New Lakers head coach Darvin Ham has made clear what he wants from his starting point guard. He envisions a fierce competitor who spends much of his energy on the defensive end, who does some limited, secondary playmaking around LeBron James and Anthony Davis, but who remains a respectable threat even without the ball, by working smartly and relentlessly at moving, cutting , screening, running in transition, and in general by making hay in the spaces that naturally come open whenever James and Davis are doing their thing. As a description of the duties of a particular role, this makes a lot of sense. As a description of the duties of a role you intend to fill with 34-year-old Russell Westbrook, it might as well include “have wings” and “shoot lasers from your eyeballs.”
Westbrook seems disinclined to accept this role, and the matter appears to have played a role in Westbrook’s split from longtime agent Thad Foucher back in July. Coaches with a lot more equity and credibility than Ham have tried and failed to coax Westbrook into other habits and styles over the years, and in situations where Westbrook did not already feel mishandled, disrespected, and scapegoated by his teammates and his organization. Ham has given no public indication that he’s ready to abandon his vision—the question of how to use Westbrook was, after all, central to the Lakers’ interview process—but suffice to say he’s got some work ahead of him if he does in fact still intend to convince Westbrook to give it a shot. Trading Westbrook without sandbagging the next decade of Lakers basketball will be all but impossible, but suddenly turning him into Gary Payton II seems every bit as unlikely. It’s an unhappy situation.
But Ham may get what he wants from the point guard position all the same. Thursday the Lakers completed a trade with the Utah Jazz, finally shipping out their one young player and only realistic human trade asset, 21-year-old Talen Horton-Tucker. Horton-Tucker has been a source of frustration for Lakers fans over his three NBA seasons, but he also has an intriguing skill set for a guy built like an NFL outside linebacker. His role in the orbit of James and Davis has perhaps been even less natural a fit than Westbrook’s. Despite his unreliable play and unimpressive numbers, the Lakers have generally treated Horton-Tucker as an important asset and resisted trading him away. This week they finally packaged him up with the unwanted Stanley Johnson and shipped him off, not for a frontline starter or a sexy package of draft picks, but in exchange for 34-year-old Patrick Beverley.
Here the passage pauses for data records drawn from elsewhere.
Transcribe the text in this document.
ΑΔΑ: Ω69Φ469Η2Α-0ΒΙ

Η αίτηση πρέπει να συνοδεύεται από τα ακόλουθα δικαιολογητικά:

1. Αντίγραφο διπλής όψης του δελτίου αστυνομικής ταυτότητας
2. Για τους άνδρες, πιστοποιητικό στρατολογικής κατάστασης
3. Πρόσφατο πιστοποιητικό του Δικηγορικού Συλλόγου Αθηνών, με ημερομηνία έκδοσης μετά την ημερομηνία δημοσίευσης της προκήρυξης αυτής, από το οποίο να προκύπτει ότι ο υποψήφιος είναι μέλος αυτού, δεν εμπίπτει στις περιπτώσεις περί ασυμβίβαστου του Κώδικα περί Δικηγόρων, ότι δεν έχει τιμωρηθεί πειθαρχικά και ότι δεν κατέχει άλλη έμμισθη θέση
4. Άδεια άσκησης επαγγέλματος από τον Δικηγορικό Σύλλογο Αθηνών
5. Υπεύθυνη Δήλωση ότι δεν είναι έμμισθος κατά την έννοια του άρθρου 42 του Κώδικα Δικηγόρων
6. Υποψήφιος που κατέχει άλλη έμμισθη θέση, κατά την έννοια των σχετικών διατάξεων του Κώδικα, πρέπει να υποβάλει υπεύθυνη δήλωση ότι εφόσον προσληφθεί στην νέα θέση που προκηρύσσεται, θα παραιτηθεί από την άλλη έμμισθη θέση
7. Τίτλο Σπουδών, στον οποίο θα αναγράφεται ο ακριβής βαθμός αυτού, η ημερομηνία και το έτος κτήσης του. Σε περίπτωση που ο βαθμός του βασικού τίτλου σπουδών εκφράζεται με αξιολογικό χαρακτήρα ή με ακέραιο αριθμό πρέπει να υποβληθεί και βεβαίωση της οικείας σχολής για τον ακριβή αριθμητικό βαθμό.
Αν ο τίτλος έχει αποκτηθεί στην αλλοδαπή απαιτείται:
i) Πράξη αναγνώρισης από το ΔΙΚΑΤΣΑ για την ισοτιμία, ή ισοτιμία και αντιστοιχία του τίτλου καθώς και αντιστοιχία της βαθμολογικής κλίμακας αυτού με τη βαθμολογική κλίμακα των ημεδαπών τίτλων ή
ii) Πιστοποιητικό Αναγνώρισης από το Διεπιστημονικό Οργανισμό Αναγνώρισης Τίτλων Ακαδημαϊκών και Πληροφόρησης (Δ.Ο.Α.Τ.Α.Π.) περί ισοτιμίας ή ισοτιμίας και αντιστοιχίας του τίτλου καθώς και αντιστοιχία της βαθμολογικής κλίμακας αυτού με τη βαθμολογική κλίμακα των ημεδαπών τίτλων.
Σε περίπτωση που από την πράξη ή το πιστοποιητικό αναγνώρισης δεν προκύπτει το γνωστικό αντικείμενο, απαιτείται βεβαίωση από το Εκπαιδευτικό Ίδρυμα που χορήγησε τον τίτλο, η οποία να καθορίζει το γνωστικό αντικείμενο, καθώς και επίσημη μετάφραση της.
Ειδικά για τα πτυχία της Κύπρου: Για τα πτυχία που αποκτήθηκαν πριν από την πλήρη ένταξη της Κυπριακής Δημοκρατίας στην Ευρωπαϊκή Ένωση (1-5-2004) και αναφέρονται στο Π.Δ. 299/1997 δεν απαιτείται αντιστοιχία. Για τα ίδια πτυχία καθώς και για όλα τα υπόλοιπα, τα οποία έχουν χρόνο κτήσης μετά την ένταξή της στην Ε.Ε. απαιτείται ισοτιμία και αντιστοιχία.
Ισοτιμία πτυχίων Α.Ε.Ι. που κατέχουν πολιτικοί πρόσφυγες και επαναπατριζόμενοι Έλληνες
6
It’s generally not great when your promising young rotation player fetches you a shrimpy journeyman on an expiring deal, but this is not a total disaster. Beverley makes a lot of sense for this top-heavy Lakers team, and not just because his expiring contract means the Lakers will have $34 million in space under the league’s projected salary cap after next season. He’s become a reliable spot-up shooter, he’s a steady caretaker with the ball in his hands, and he is generally regarded as a sound and pesky defender, if not exactly a difference-making one. He has made a career of expending all his energy on defense and otherwise riding around on the coattails of superstar teammates. He does quite a lot more yapping than this résumé would normally support, but he is a perfectly capable and respectable basketball player whose ego will suffer not at all in exactly the job that Ham has outlined. If Westbrook won’t do it, whether because he forces his way elsewhere or because he simply will not stop taking insanely bad mid-range jumpers, Beverley absolutely can and will.
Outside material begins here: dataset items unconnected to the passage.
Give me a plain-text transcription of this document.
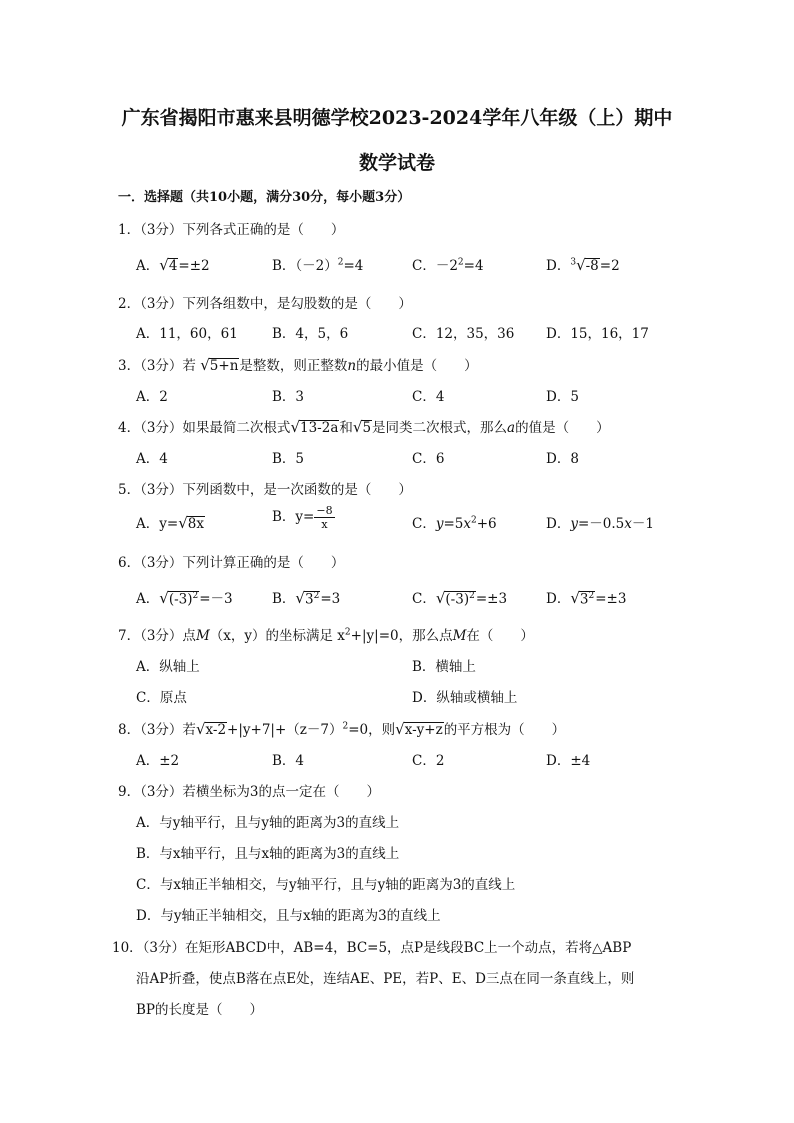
广东省揭阳市惠来县明德学校2023-2024学年八年级（上）期中
数学试卷
一．选择题（共10小题，满分30分，每小题3分）
1．（3分）下列各式正确的是（　　）
A．√4=±2	B．$(-2)^2=4$	C．$-2^2=4$	D．$^3$√-8=2
2．（3分）下列各组数中，是勾股数的是（　　）
A．11，60，61	B．4，5，6	C．12，35，36 D．15，16，17
3．（3分）若 √5+n是整数，则正整数n的最小值是（　　）
A．2	B．3	C．4	D．5
4．（3分）如果最简二次根式√13-2a和√5是同类二次根式，那么a的值是（　　）
A．4	B．5	C．6	D．8
5．（3分）下列函数中，是一次函数的是（　　）
A．y=√8x	B．$y= \frac{-8}{x}$	C．$y=5x^2+6$	D．y=－0.5x－1
6．（3分）下列计算正确的是（　　）
A．$√(-3)^2=-3$	B．$√3^2=3$	C．$√(-3)^2=\pm 3$	D．$√3^2=\pm 3$
7．（3分）点M（x，y）的坐标满足 $x^2+|y|=0$，那么点M在（　　）
A．纵轴上	B．横轴上
C．原点	D．纵轴或横轴上
8．（3分）若$√x-2+|y+7|+(z-7)^2=0$，则√x-y+z的平方根为（　　）
A．±2	B．4	C．2	D．±4
9．（3分）若横坐标为3的点一定在（　　）
A．与y轴平行，且与y轴的距离为3的直线上
B．与x轴平行，且与x轴的距离为3的直线上
C．与x轴正半轴相交，与y轴平行，且与y轴的距离为3的直线上
D．与y轴正半轴相交，且与x轴的距离为3的直线上
10．（3分）在矩形ABCD中，AB=4，BC=5，点P是线段BC上一个动点，若将△ABP
沿AP折叠，使点B落在点E处，连结AE、PE，若P、E、D三点在同一条直线上，则
BP的长度是（　　）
Also, hilariously, Westbrook hates Beverley’s guts. This enmity goes all the way back to 2013, when a reckless move from Beverley nuked Westbrook’s knee, knocked him out of the playoffs, and cost him half of the following season. They picked up the beef the following season with more chippy play, in most cases instigated by Beverley’s signature goonery. In 2019 Westbrook went out of his way to call Beverley a fraud, famously explaining that Beverley tricks fans and the media into thinking he’s a good defender by running around and yelling a lot, a statement which earlier this year Beverley said “damaged my career” by changing the way people around the league looked at him. Beverley was taking unprovoked pot shots at Westbrook on Twitter as recently as February of this year, and fired off yet another not-mad Tweet after Westbrook poo-poo’d his Minnesota Timberwolves following a March game. These men are extremely not friends. If Westbrook wanted out of Los Angeles before Thursday morning’s trade, imagine how excited he feels about sticking around now that he’ll be sharing a locker room with the annoying pest who danced on his grave at the nadir of his brief time with the Lakers.
This may very well be Westbrook’s final go-round as a rotation player in the NBA. He’ll be paid $47 million this season, in all likelihood for a Lakers team that would prefer to play against him than with him. How miserable could this get? Well, that depends on how long it takes for the Lakers to accept that Westbrook should probably be Beverley’s backup. My God.